Asabanor gerçekten çılgın bir adamdı. Asabanor, son anlarda normal bir insanın asla dayanamayacağı bir acıya dayanmış ve ruhunu ikiye bölmüştü!
Ölüm enerjisinin en saf biçimi olan ruhlar doğal olarak bölünebilir. Ancak bu, birisinin kendi başına yapması neredeyse imkansız bir şeydi. Tıpkı canlı bir insanın asla kendi uzuvlarını yavaşça kesemeyeceği gibi.
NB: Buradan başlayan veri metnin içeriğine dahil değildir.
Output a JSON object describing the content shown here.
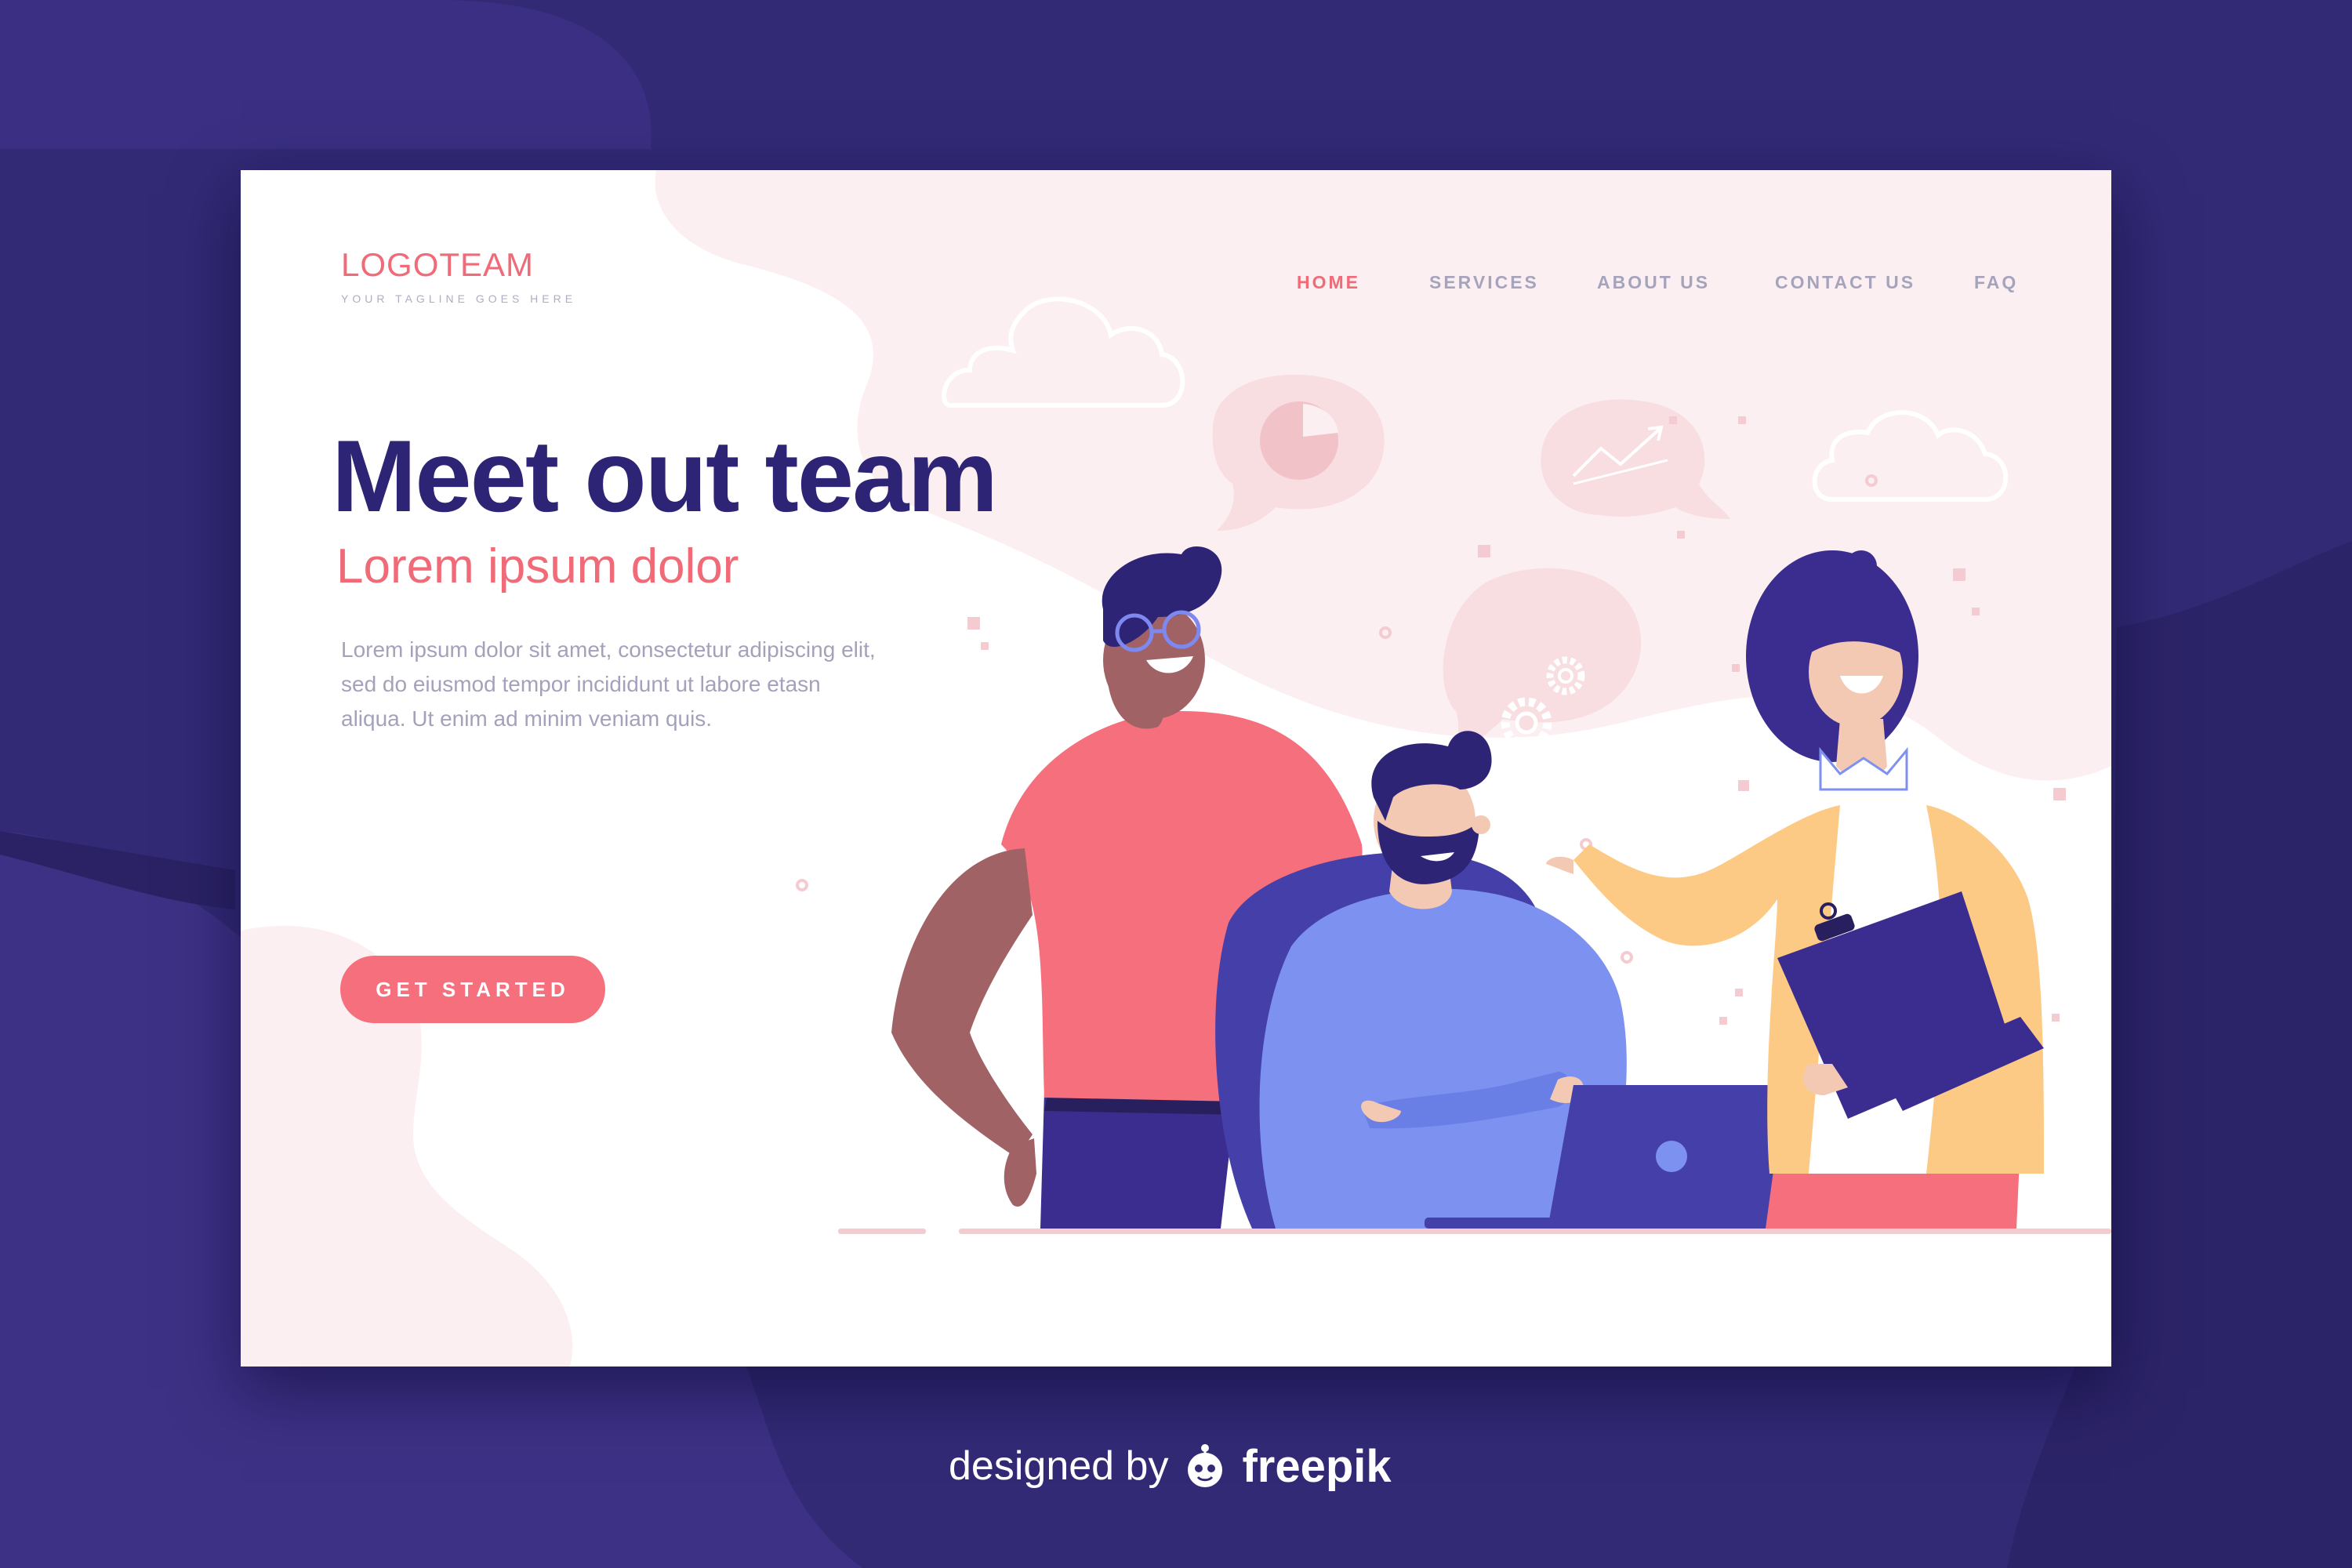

Sadece fiziksel acı yoktu, aynı zamanda neredeyse hiç kimsenin dayanamayacağı zihinsel bir işkenceydi.
Ancak Asabanor bunu yapmıştı ve bu konuya ne kadar aşina göründüğüne bakılırsa, bunu ilk kez düşünmediği açıktı. Muhtemelen uzun zamandır planladığı bir şeydi bu.
“O gerçekten çılgın bir adam!” Xiao Lin bu olay karşısında kendini tutamayıp küfretmeye başladı. Bu kesinlikle Asabanor’un son kaçış planıydı. Xiao Lin, o adamın acımasızlığını hafife aldığını itiraf etmek zorunda kaldı.
Kendine karşı acımasız olmak gerçek acımasızlıktı.
Xiao Lin kendini mühürlemeye cesaret etti ama Asabanor’un da iyi bir insan olmadığı belliydi.
Asabanor son enerjisinin çoğunu ruhunun çoğunu parçalamak için kullandı. Geriye kalan kısım Yaradılışın Parçalarını taşıyan kısımdı ve gücünün çoğunu tüketmiş gibi görünüyordu. Bu son ve en çaresiz seçimdi ama ancak bununla hayatta kalabilirdi. Parçanın emilmesinden dolayı geriye kalan parçalar hiçbir zaman kaldırılamayacaktı.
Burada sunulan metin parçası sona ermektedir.